7-Eleven Japan’s sakura sweets show cherry blossom beauty can be found all over【Photos】
From donuts to domyoji, 7-Eleven shows it knows how to do cherry blossom desserts.
Part of what makes cherry blossom season so awesome in Japan is that you can be as hardcore or laid-back about it as you want, and it’s enjoyable either way. If you feel up to it, you can make the trip to one of the country’s major travel destination-class cherry blossom viewing venues, but there’s also a special beauty to be found just by casually strolling through local neighborhoods and spotting a tree you’ve been walking by all year that has now suddenly burst into pink.
That applies to sakura sweets, too. Sure, fancy cafes add cherry blossom desserts to their menus in spring, but there are also amazing sakura treats being whipped up at humbler stores that don’t skimp on flavor or aesthetics.
Case in point: all of the beautiful sakura sweets here are from none other than 7-Eleven Japan. Starting with what’s pictured above, that’s the Sakura Moko, a cream puff filled with sakura sweet bean paste and whipped cream. Priced at 200 yen (US$1.35), it’s not only impulse buy-friendly, it also leaves us with plenty of room in our budget to pick up a half-dozen or so of the other members of the tempting 7-Eleven sakura lineup.
Sticking with anko (sweet bean paste), usually dorayaki are a pair of pancake-like cakes with a thin anko filling. The Sakura An Cream Dorayaki (180 yen), though, has a super-thick stack of sakura cream mixed with white anko plus whipped cream with bits of sweet beans. It looks like you might need to press the top and bottom cakes together to take a bite, which could create a bit of a mess if you’re not careful, but that’s a risk we’re prepared to take.
Indecisive types, or individuals with such cultured sensibilities that they can appreciate a wide range of desserts, will want to check out the Spring Sakura Parfait (300 yen). The first thing that goes into the cup is a foundation of sakura gelatin, which gets topped by sakura mousse and anko. On top are dollops of whipped cream and domyoji, (a glutinous rice confectionary also known as Kansai-style sakura mochi), arranged in the shape of a cherry blossom, with an actual salt-preserved sakura flower on top.
Speaking of domyoji-style sakura mochi, you can get them by themselves in their orthodox form for 168 yen.
If you’d prefer a little more consistency throughout your cup-contained dessert, there’s the Sakura Milk Purin (250 yen), which infuses Japanese-style creamy custard pudding with the slightly salty sweet sakura flavor and dresses it up with sakura whipped cream and sakura sauce, with some white chocolate drizzled atop as a finishing touch.
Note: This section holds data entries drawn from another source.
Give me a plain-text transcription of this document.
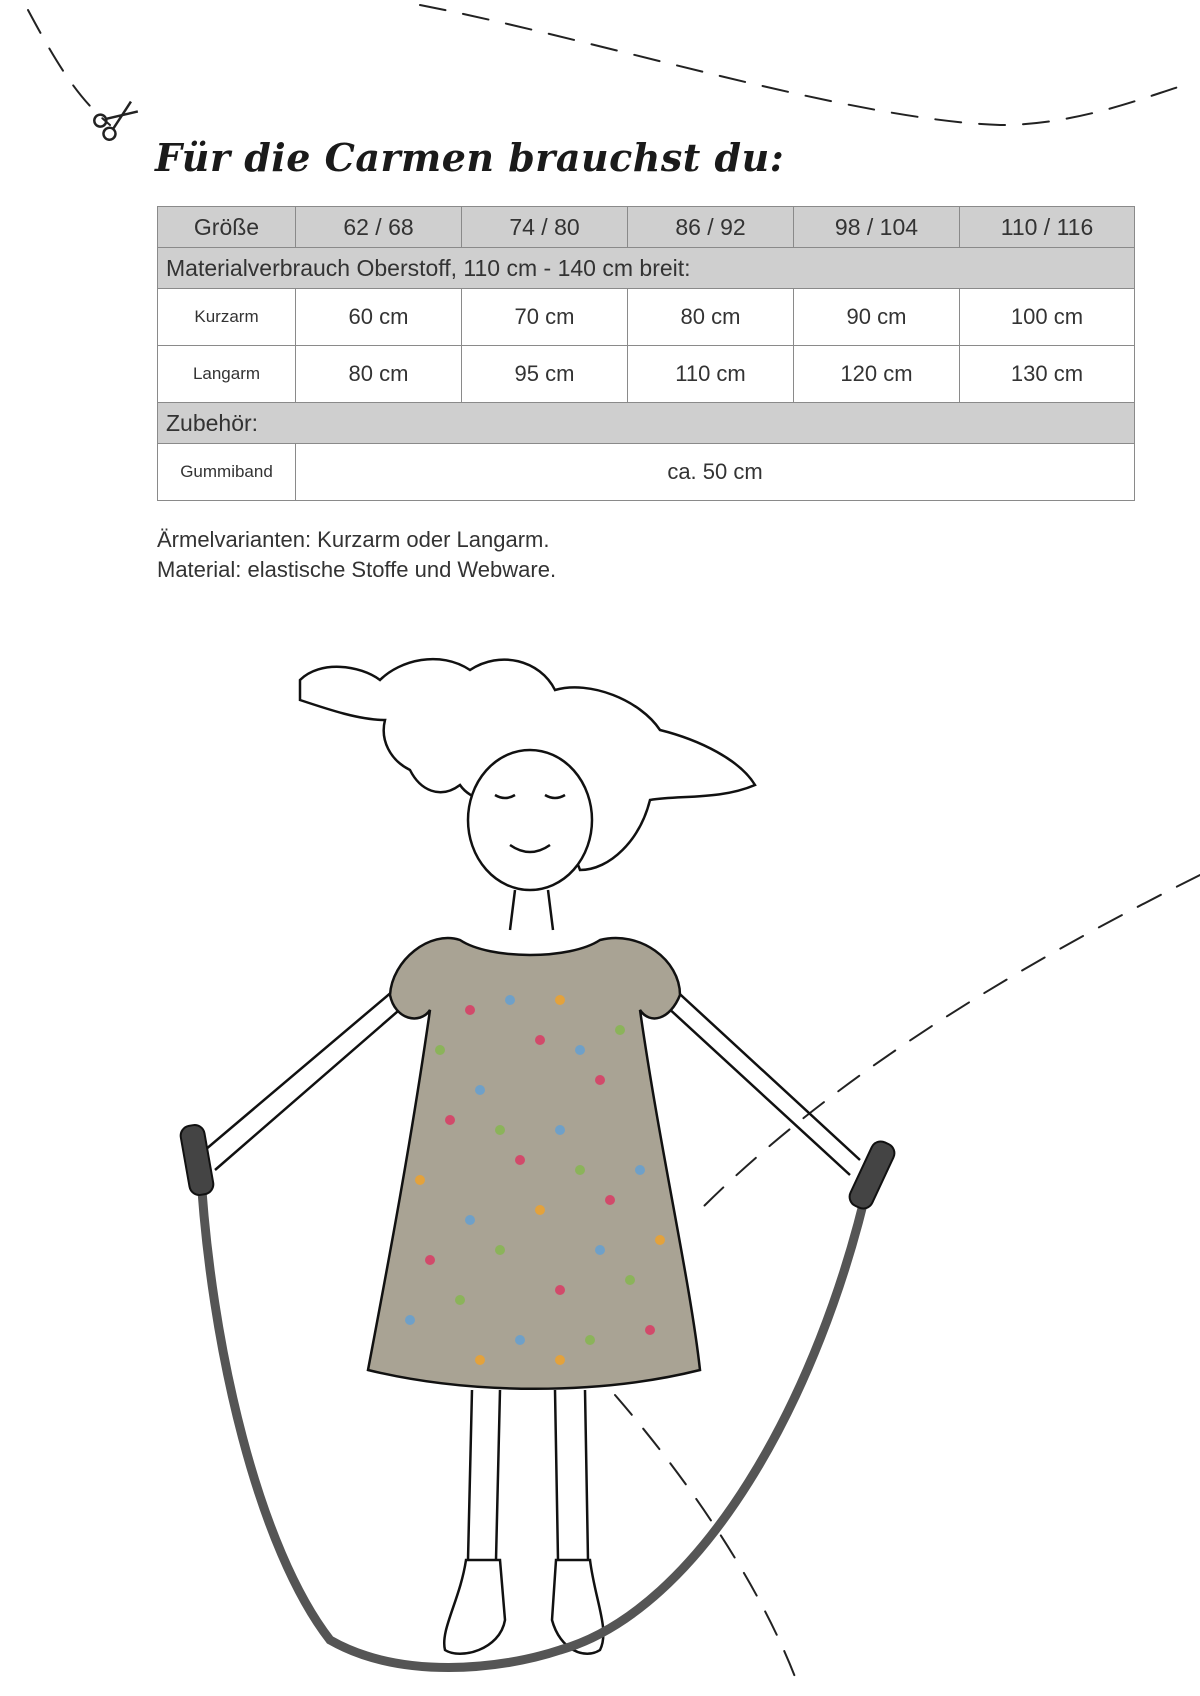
Für die Carmen brauchst du:
Größe	62 / 68	74 / 80	86 / 92	98 / 104	110 / 116
Materialverbrauch Oberstoff, 110 cm - 140 cm breit:					
Kurzarm	60 cm	70 cm	80 cm	90 cm	100 cm
Langarm	80 cm	95 cm	110 cm	120 cm	130 cm
Zubehör:					
Gummiband	ca. 50 cm				
Ärmelvarianten: Kurzarm oder Langarm.
Material: elastische Stoffe und Webware.
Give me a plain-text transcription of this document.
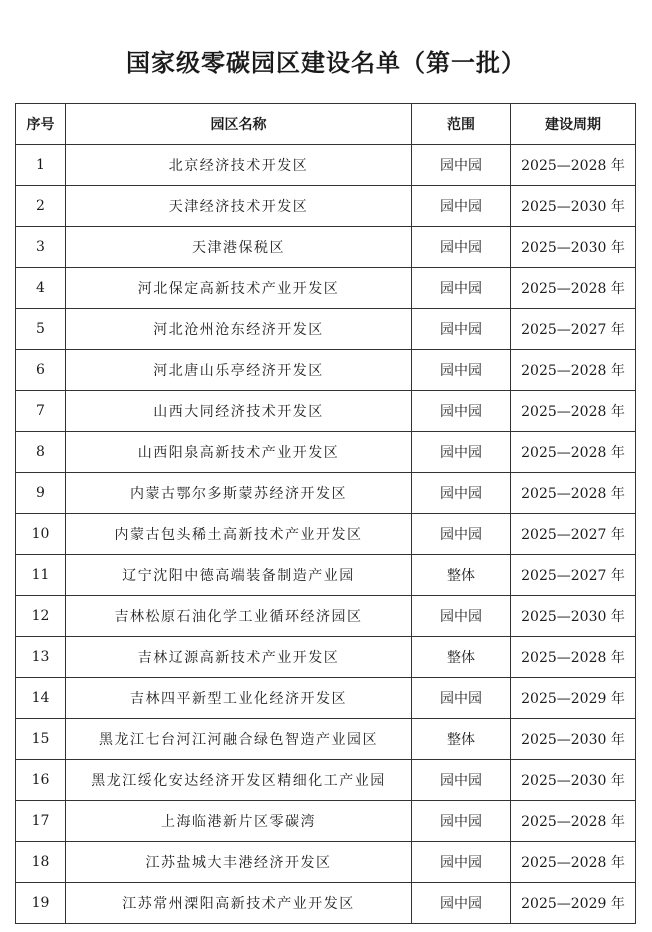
国家级零碳园区建设名单（第一批）
序号	园区名称	范围	建设周期
1	北京经济技术开发区	园中园	2025—2028 年
2	天津经济技术开发区	园中园	2025—2030 年
3	天津港保税区	园中园	2025—2030 年
4	河北保定高新技术产业开发区	园中园	2025—2028 年
5	河北沧州沧东经济开发区	园中园	2025—2027 年
6	河北唐山乐亭经济开发区	园中园	2025—2028 年
7	山西大同经济技术开发区	园中园	2025—2028 年
8	山西阳泉高新技术产业开发区	园中园	2025—2028 年
9	内蒙古鄂尔多斯蒙苏经济开发区	园中园	2025—2028 年
10	内蒙古包头稀土高新技术产业开发区	园中园	2025—2027 年
11	辽宁沈阳中德高端装备制造产业园	整体	2025—2027 年
12	吉林松原石油化学工业循环经济园区	园中园	2025—2030 年
13	吉林辽源高新技术产业开发区	整体	2025—2028 年
14	吉林四平新型工业化经济开发区	园中园	2025—2029 年
15	黑龙江七台河江河融合绿色智造产业园区	整体	2025—2030 年
16	黑龙江绥化安达经济开发区精细化工产业园	园中园	2025—2030 年
17	上海临港新片区零碳湾	园中园	2025—2028 年
18	江苏盐城大丰港经济开发区	园中园	2025—2028 年
19	江苏常州溧阳高新技术产业开发区	园中园	2025—2029 年
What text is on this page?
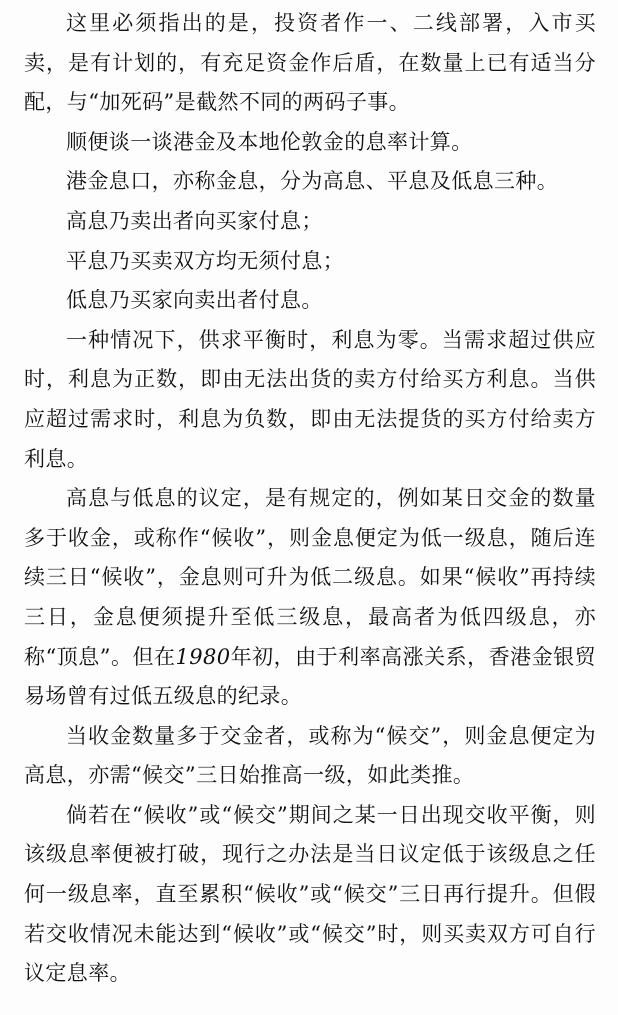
这里必须指出的是，投资者作一、二线部署，入市买卖，是有计划的，有充足资金作后盾，在数量上已有适当分配，与“加死码”是截然不同的两码子事。

顺便谈一谈港金及本地伦敦金的息率计算。

港金息口，亦称金息，分为高息、平息及低息三种。

高息乃卖出者向买家付息；

平息乃买卖双方均无须付息；

低息乃买家向卖出者付息。

一种情况下，供求平衡时，利息为零。当需求超过供应时，利息为正数，即由无法出货的卖方付给买方利息。当供应超过需求时，利息为负数，即由无法提货的买方付给卖方利息。

高息与低息的议定，是有规定的，例如某日交金的数量多于收金，或称作“候收”，则金息便定为低一级息，随后连续三日“候收”，金息则可升为低二级息。如果“候收”再持续三日，金息便须提升至低三级息，最高者为低四级息，亦称“顶息”。但在1980年初，由于利率高涨关系，香港金银贸易场曾有过低五级息的纪录。

当收金数量多于交金者，或称为“候交”，则金息便定为高息，亦需“候交”三日始推高一级，如此类推。

倘若在“候收”或“候交”期间之某一日出现交收平衡，则该级息率便被打破，现行之办法是当日议定低于该级息之任何一级息率，直至累积“候收”或“候交”三日再行提升。但假若交收情况未能达到“候收”或“候交”时，则买卖双方可自行议定息率。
Arguably the least elegant-appearing of the bunch is the Sakura Whipped Cream with Sakura Chiffon Cake (390 yen), which looks like something we might have made out of leftover dessert bits when we were kids. However, even as adults we still want to eat it.
There is a more mature-looking alternative in the Sakura Chiffon Whipped Cream Sandwich (178 yen), as 7-Eleven calls this cake…
…and rounding off the sakura sweets selection is Sakura Berry Old-Fashioned donut (148 yen), with a sakura berry glaze and flakes of white chocolate arranged to bring to mind cherry blossom petals fluttering on the wind.
The donuts and Sakura Shiffon Whipped Cream Sandwich won’t be making their debuts until March 18, but everything else is on sale now.